Ужин был обильный и вкусный, но Давид почему-то снова испытал беспокойство. Он ел прекрасно запеченные свиные ребрышки и пил хорошее белое вино, а сам время от времени наблюдал за разносящей угощение челядью и самим хозяином корчмы, который в угодливой позе стоял за спиной Боркена, сидевшего во главе стола – у всех них в глазах был страх. Святой Николос, чего они все боятся? А еще Давид заметил, с каким пренебрежением относятся воины Боркена к слугам, как прикрикивают на них, погоняют – те же все выносят с терпеливым смирением, не смея даже поднять глаз.

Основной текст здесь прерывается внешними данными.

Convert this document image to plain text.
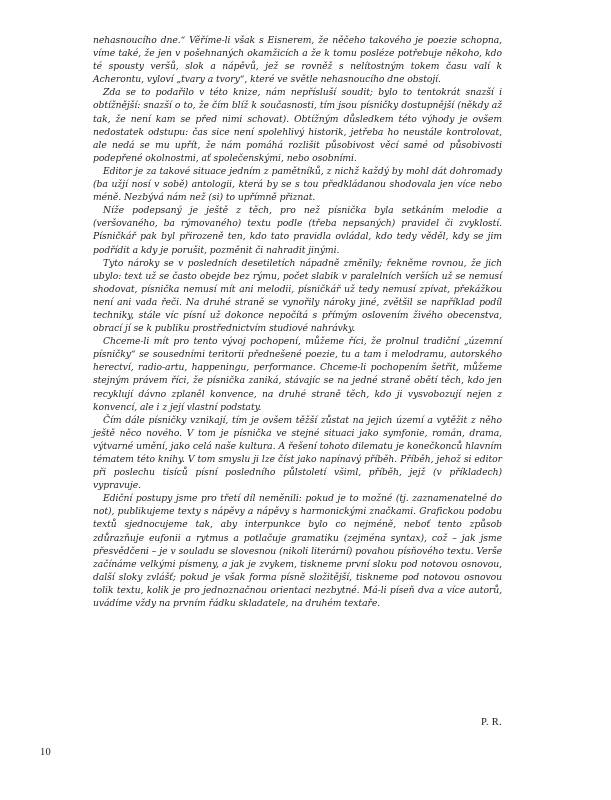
nehasnoucího dne.“ Věříme-li však s Eisnerem, že něčeho takového je poezie schopna, víme také, že jen v pošehnaných okamžicích a že k tomu posléze potřebuje někoho, kdo té spousty veršů, slok a nápěvů, jež se rovněž s nelítostným tokem času valí k Acherontu, vyloví „tvary a tvory“, které ve světle nehasnoucího dne obstojí.

Zda se to podařilo v této knize, nám nepřísluší soudit; bylo to tentokrát snazší i obtížnější: snazší o to, že čím blíž k současnosti, tím jsou písničky dostupnější (někdy až tak, že není kam se před nimi schovat). Obtížným důsledkem této výhody je ovšem nedostatek odstupu: čas sice není spolehlivý historik, jetřeba ho neustále kontrolovat, ale nedá se mu upřít, že nám pomáhá rozlišit působivost věcí samé od působivosti podepřené okolnostmi, ať společenskými, nebo osobními.

Editor je za takové situace jedním z pamětníků, z nichž každý by mohl dát dohromady (ba užjí nosí v sobě) antologii, která by se s tou předkládanou shodovala jen více nebo méně. Nezbývá nám než (si) to upřímně přiznat.

Níže podepsaný je ještě z těch, pro než písnička byla setkáním melodie a (veršovaného, ba rýmovaného) textu podle (třeba nepsaných) pravidel či zvyklostí. Písničkář pak byl přirozeně ten, kdo tato pravidla ovládal, kdo tedy věděl, kdy se jim podřídit a kdy je porušit, pozměnit či nahradit jinými.

Tyto nároky se v posledních desetiletích nápadně změnily; řekněme rovnou, že jich ubylo: text už se často obejde bez rýmu, počet slabik v paralelních verších už se nemusí shodovat, písnička nemusí mít ani melodii, písničkář už tedy nemusí zpívat, překážkou není ani vada řeči. Na druhé straně se vynořily nároky jiné, zvětšil se například podíl techniky, stále víc písní už dokonce nepočítá s přímým oslovením živého obecenstva, obrací jí se k publiku prostřednictvím studiové nahrávky.

Chceme-li mít pro tento vývoj pochopení, můžeme říci, že prolnul tradiční „územní písničky“ se sousedními teritorii přednešené poezie, tu a tam i melodramu, autorského herectví, radio-artu, happeningu, performance. Chceme-li pochopením šetřit, můžeme stejným právem říci, že písnička zaniká, stávajíc se na jedné straně obětí těch, kdo jen recyklují dávno zplaněl konvence, na druhé straně těch, kdo ji vysvobozují nejen z konvencí, ale i z její vlastní podstaty.

Čím dále písničky vznikají, tím je ovšem těžší zůstat na jejich území a vytěžit z něho ještě něco nového. V tom je písnička ve stejné situaci jako symfonie, román, drama, výtvarné umění, jako celá naše kultura. A řešení tohoto dilematu je konečkonců hlavním tématem této knihy. V tom smyslu ji lze číst jako napínavý příběh. Příběh, jehož si editor při poslechu tisíců písní posledního půlstoletí všiml, příběh, jejž (v příkladech) vypravuje.

Ediční postupy jsme pro třetí díl neměnili: pokud je to možné (tj. zaznamenatelné do not), publikujeme texty s nápěvy a nápěvy s harmonickými značkami. Grafickou podobu textů sjednocujeme tak, aby interpunkce bylo co nejméně, neboť tento způsob zdůrazňuje eufonii a rytmus a potlačuje gramatiku (zejména syntax), což – jak jsme přesvědčeni – je v souladu se slovesnou (nikoli literární) povahou písňového textu. Verše začínáme velkými písmeny, a jak je zvykem, tiskneme první sloku pod notovou osnovou, další sloky zvlášť; pokud je však forma písně složitější, tiskneme pod notovou osnovou tolik textu, kolik je pro jednoznačnou orientaci nezbytné. Má-li píseň dva a více autorů, uvádíme vždy na prvním řádku skladatele, na druhém textaře.

P. R.
10
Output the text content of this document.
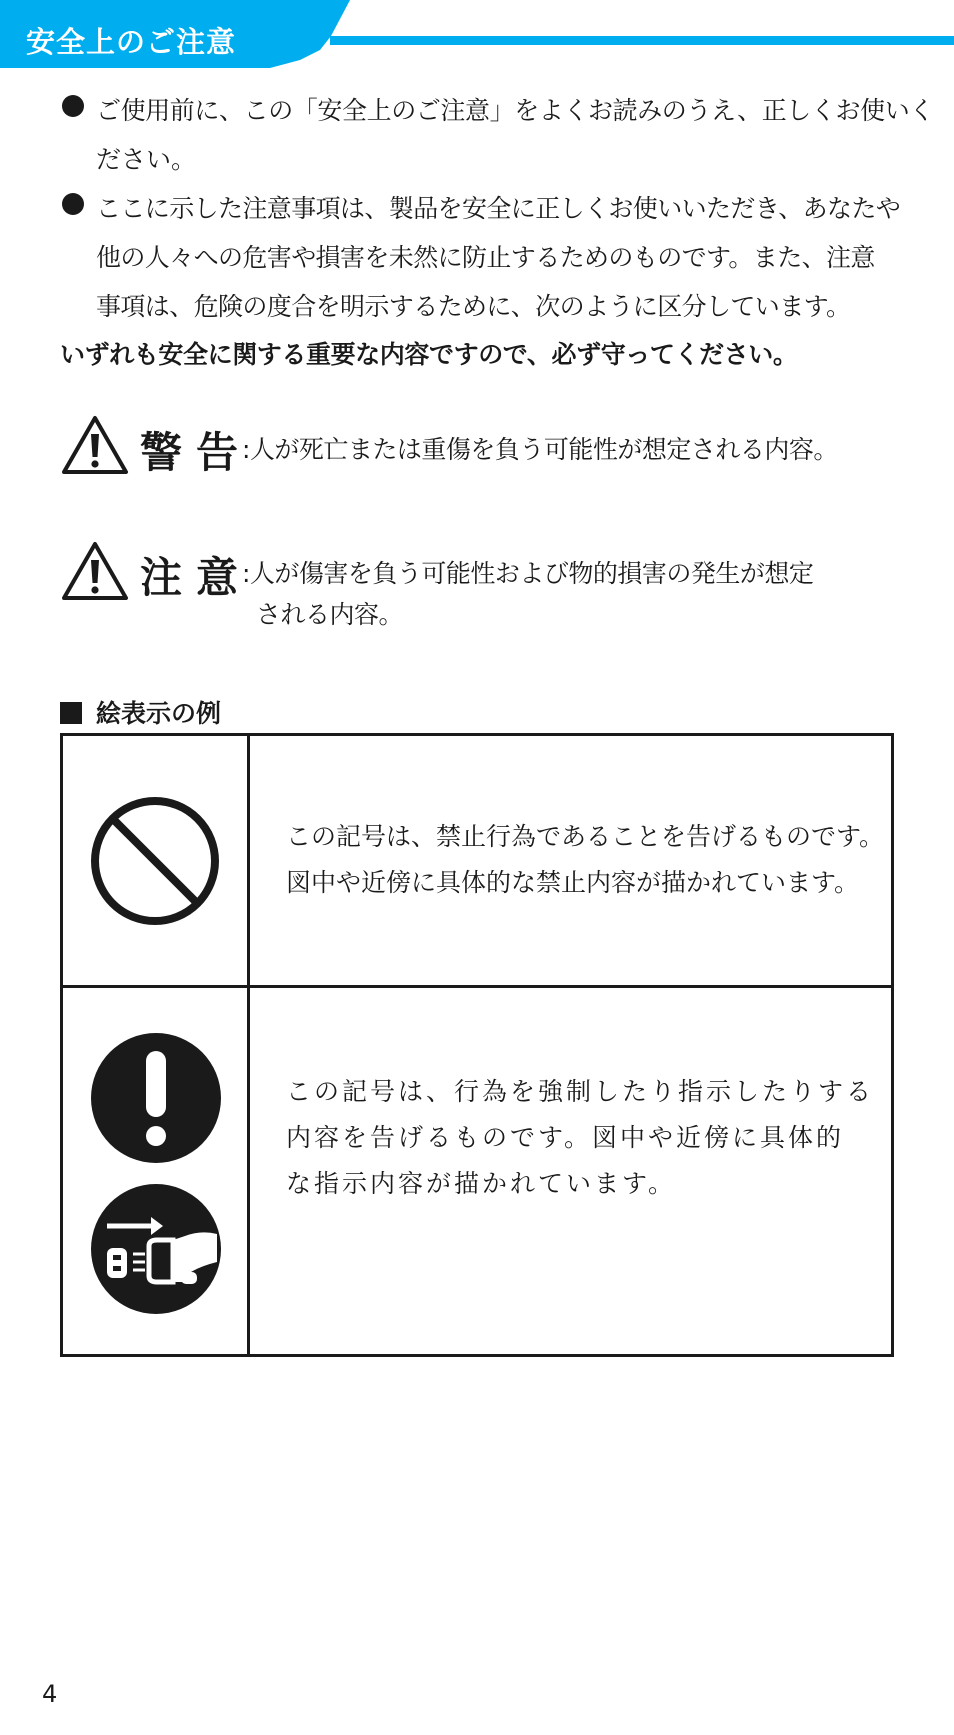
安全上のご注意
ご使用前に、この「安全上のご注意」をよくお読みのうえ、正しくお使いく
ださい。
ここに示した注意事項は、製品を安全に正しくお使いいただき、あなたや
他の人々への危害や損害を未然に防止するためのものです。また、注意
事項は、危険の度合を明示するために、次のように区分しています。
いずれも安全に関する重要な内容ですので、必ず守ってください。
警告
:人が死亡または重傷を負う可能性が想定される内容。
注意
:人が傷害を負う可能性および物的損害の発生が想定
される内容。
絵表示の例
この記号は、禁止行為であることを告げるものです。
図中や近傍に具体的な禁止内容が描かれています。
この記号は、行為を強制したり指示したりする
内容を告げるものです。図中や近傍に具体的
な指示内容が描かれています。
4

– Странно тут относятся к простолюдинам, – пробормотал он вполголоса, но сидевший рядом Ворш его услышал.
– У нас на Руси даже урманы заезжие себя так не ведут, – заметил он. – Видно, в этой стране человеческая жизнь ни во что не ставится.
Ужин закончился, воины Боркена потянулись по комнатам отдыхать. Давид обратил внимание, что хозяин корчмы так и не дождался платы за мясо и вино и стоял у пылающего очага с растерянным и сокрушенным видом, обозревая столы, залитые вином и заваленные объедками.
– Эй! – позвал Давид негромко, пошарил у себя в кошеле. – Иди сюда!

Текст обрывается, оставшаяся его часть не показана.